- Movie Poster
- Directed by: Raju Voopati
- Written by: Nagaraju Sampath (dialogues)
- Screenplay by: Raju Voopati
- Story by: Raju Voopati
- Produced by: Mohana Radha Kishore Babu Radhika (Presents)
- Starring: Jagapati Babu Sonia Agarwal Neha Mehta
- Cinematography: S. Arun Kumar
- Edited by: Marthand K. Venkatesh
- Music by: Ramana Gogula
- Production company: Radaan Mediaworks
- Release date: 25 July 2003;
- Running time: 157 minutes
- Country: India
- Language: Telugu

= Dham (film) =

Dham is a 2003 Indian Telugu-language action film produced by Mohana Radha and Kishore Babu under Radaan Mediaworks banner, presented by Radhika and directed by Raju Voopati. The film stars Jagapati Babu, Sonia Agarwal and Neha Mehta, with music composed by Ramana Gogula.

== Plot ==
Rushi runs a yoga center, where he comes across four students who are best friends: Chaitanya, Prasanth, Santosh, and Vicky. Pooja, a female student, falls in love with Rushi. All of them become closer and become good friends with Rushi.

Meanwhile, Rushi learns that the four youngsters have had problematic love lives. Chaitanya is forcibly separated from his lover Radhika by her father Satya, Santosh is rejected by his lover Sarada, a classical singer, because he stammers, and Prasanth is hated by his lover Priya because he pretends to be a sports champion. Rushi assists them in solving their problems and makes their love successful. In the process, they learn about Rushi's past.

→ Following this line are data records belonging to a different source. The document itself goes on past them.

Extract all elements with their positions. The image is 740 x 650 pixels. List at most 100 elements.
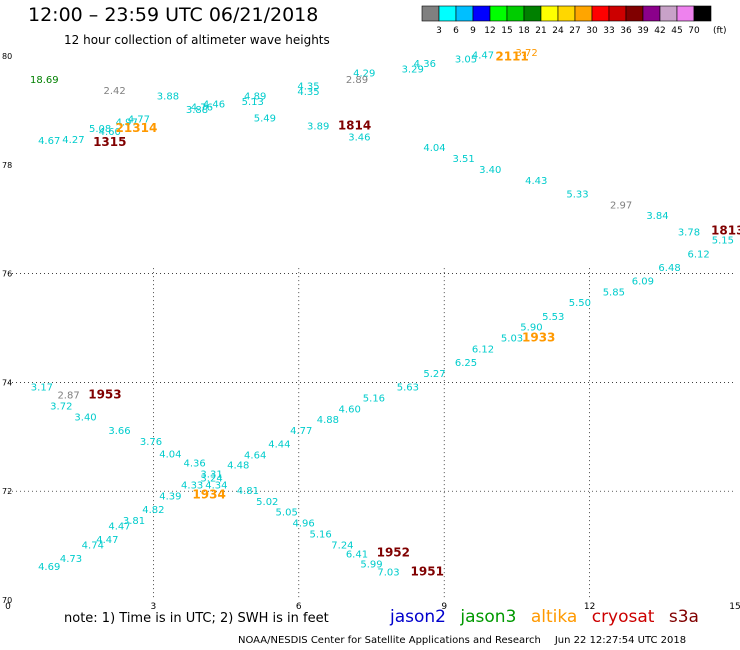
wave-height-point: 4.82 [142,505,164,516]
wave-height-point: 2.97 [610,200,632,211]
wave-height-point: 4.60 [339,404,361,415]
y-tick-label: 80 [2,52,12,61]
wave-height-point: 2.87 [57,391,79,402]
pass-time-label: 1814 [338,118,371,132]
pass-time-label: 1934 [192,487,225,501]
wave-height-point: 5.53 [542,312,564,323]
wave-height-point: 3.76 [140,437,162,448]
satellite-cryosat: cryosat [591,607,655,627]
wave-height-point: 4.35 [297,87,319,98]
colorbar-label: 9 [470,26,476,35]
satellite-legend: jason2 jason3 altika cryosat s3a [390,607,708,627]
wave-height-point: 3.72 [50,402,72,413]
pass-time-label: 1951 [411,565,444,579]
x-tick-label: 0 [5,602,11,610]
wave-height-point: 4.29 [353,69,375,80]
wave-height-point: 5.99 [360,559,382,570]
wave-height-point: 4.77 [290,426,312,437]
x-tick-label: 15 [729,602,740,610]
wave-height-point: 3.84 [646,211,668,222]
wave-height-point: 5.08 [89,124,111,135]
colorbar-label: 12 [484,26,495,35]
pass-time-label: 1315 [93,135,126,149]
wave-height-point: 4.97 [116,118,138,129]
wave-height-point: 4.64 [244,451,266,462]
wave-height-point: 5.27 [423,369,445,380]
wave-height-point: 4.88 [317,415,339,426]
wave-height-point: 4.67 [38,136,60,147]
wave-height-point: 5.16 [363,393,385,404]
wave-height-point: 4.77 [128,114,150,125]
wave-height-point: 6.09 [632,276,654,287]
satellite-jason3: jason3 [460,607,517,627]
credit-timestamp: Jun 22 12:27:54 UTC 2018 [554,635,687,646]
page-subtitle: 12 hour collection of altimeter wave hei… [64,33,330,47]
colorbar-label: 30 [586,26,598,35]
wave-height-point: 4.39 [159,491,181,502]
wave-height-point: 5.90 [520,323,542,334]
x-tick-label: 9 [441,602,447,610]
wave-height-point: 4.81 [237,486,259,497]
colorbar-label: 21 [535,26,546,35]
pass-time-label: 2111 [495,49,528,63]
wave-height-point: 5.03 [501,334,523,345]
satellite-s3a: s3a [668,607,699,627]
wave-height-point: 4.35 [297,82,319,93]
wave-height-point: 3.29 [402,64,424,75]
wave-height-point: 6.48 [658,263,680,274]
wave-height-point: 4.60 [99,127,121,138]
colorbar-label: 24 [552,26,564,35]
wave-height-point: 6.12 [688,249,710,260]
wave-height-point: 7.03 [377,568,399,579]
wave-height-point: 3.72 [515,48,537,59]
colorbar-legend: 3 6 9 12 15 18 21 24 27 30 33 36 39 42 45 70 (ft) [421,5,727,35]
colorbar-label: 42 [654,26,665,35]
wave-height-point: 5.02 [256,497,278,508]
pass-time-label: 1952 [377,545,410,559]
y-tick-label: 74 [2,378,12,387]
wave-height-point: 4.48 [227,460,249,471]
wave-height-point: 3.46 [348,132,370,143]
x-tick-label: 3 [151,602,157,610]
colorbar-label: 6 [453,26,459,35]
wave-height-point: 3.88 [157,92,179,103]
credit-line: NOAA/NESDIS Center for Satellite Applica… [238,635,686,646]
wave-height-point: 3.05 [455,55,477,66]
colorbar-label: 39 [637,26,649,35]
wave-height-point: 4.89 [244,92,266,103]
wave-height-point: 4.27 [62,135,84,146]
wave-height-point: 4.69 [38,562,60,573]
y-tick-label: 78 [2,161,12,170]
colorbar-label: 70 [688,26,700,35]
y-tick-label: 72 [2,487,12,496]
wave-height-point: 5.49 [254,113,276,124]
wave-height-point: 7.24 [331,540,353,551]
wave-height-point: 4.96 [293,519,315,530]
wave-height-point: 4.74 [82,540,104,551]
wave-height-point: 5.13 [242,97,264,108]
wave-height-point: 5.05 [276,508,298,519]
wave-height-point: 4.36 [183,459,205,470]
wave-height-point: 3.88 [186,105,208,116]
wave-height-point: 3.78 [678,228,700,239]
wave-height-point: 5.63 [397,383,419,394]
wave-height-point: 4.43 [525,176,547,187]
wave-height-point: 4.47 [472,51,494,62]
colorbar-label: 3 [436,26,442,35]
colorbar-label: 27 [569,26,580,35]
wave-height-point: 6.12 [472,344,494,355]
colorbar-swatch [693,5,712,22]
page-title: 12:00 – 23:59 UTC 06/21/2018 [28,4,319,26]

Rushi is a hot-blooded, angry young man who overreacts to minor problems. He falls in love with Anjali, who hates violence, but unknowingly, she is the daughter of a mafia don, Neelakantam. Rushi and Neelakantam clash, and he creates a misunderstanding between Rushi and Anjali and makes Rushi abandon his love. But the four couples show their gratitude by reuniting Rushi and Anjali.

== Cast ==

- Jagapati Babu as Rushi
- Sonia Agarwal as Pooja
- Nandamuri Chaitanya Krishna as Chaitanya
- Brahmanandam as Shankara Sastry
- Ali
- Venu Madhav as Uday Tarun
- Avinash as Neelakantam
- Chalapathi Rao as Rushi's father
- Satya Prakash as Satya
- Mallikarjuna Rao as Satya's assistant
- Suman Setty as Rushi's assistant
- Narsingh Yadav as Goon
- Kavitha as Rushi's mother
- Neha Mehta as Anjali
- Anil as Prasanth
- Ravitej as Santosh
- Vikram as Vicky
- Junior Relangi as Pooja's father
- Sony Raj as Priya
- Swapna Madhuri as Sarada
- Ooma as Radhika
- Radhika Varma as Meghana
- Pavala Shyamala as Prashanth's grandmother

== Soundtrack ==

Music composed by Ramana Gogula. Music released on Supreme Music Company.

| No. | Title | Lyrics | Singer(s) | Length |
|---|---|---|---|---|
| 1. | "Challa Galiki" | Surendra Krishna | Hariharan, Nanditha | 5:01 |
| 2. | "Ayyo Rama" | RDS Prakash | Kousalya | 4:31 |
| 3. | "Nelloru Nerajana" | Kandikonda | Ramana Gogula, Nandita | 3:52 |
| 4. | "Maru Maru Mallelu (Bit)" | Veturi | Rajesh | 1:04 |
| 5. | "Challa Galiki (Bit)" | Surendra Krishna | Hariharan, Nandita | 0:58 |
| 6. | "Friendship" | Surendra Krishna | Ramana Gogula | 4:41 |
| 7. | "Addira Banna" | Surendra Krishna | Shankar Mahadevan, Chitra | 4:43 |
| 8. | "Friendship" | Surendra Krishna | Rajesh Krishnan, Nandita | 5:03 |
| Total length: |  |  |  | 29:53 |

== Reception ==
Mithun Verma of Fullhyd rated the film 1 star. Jeevi of Idlebrain rated it 2.75 out of 5.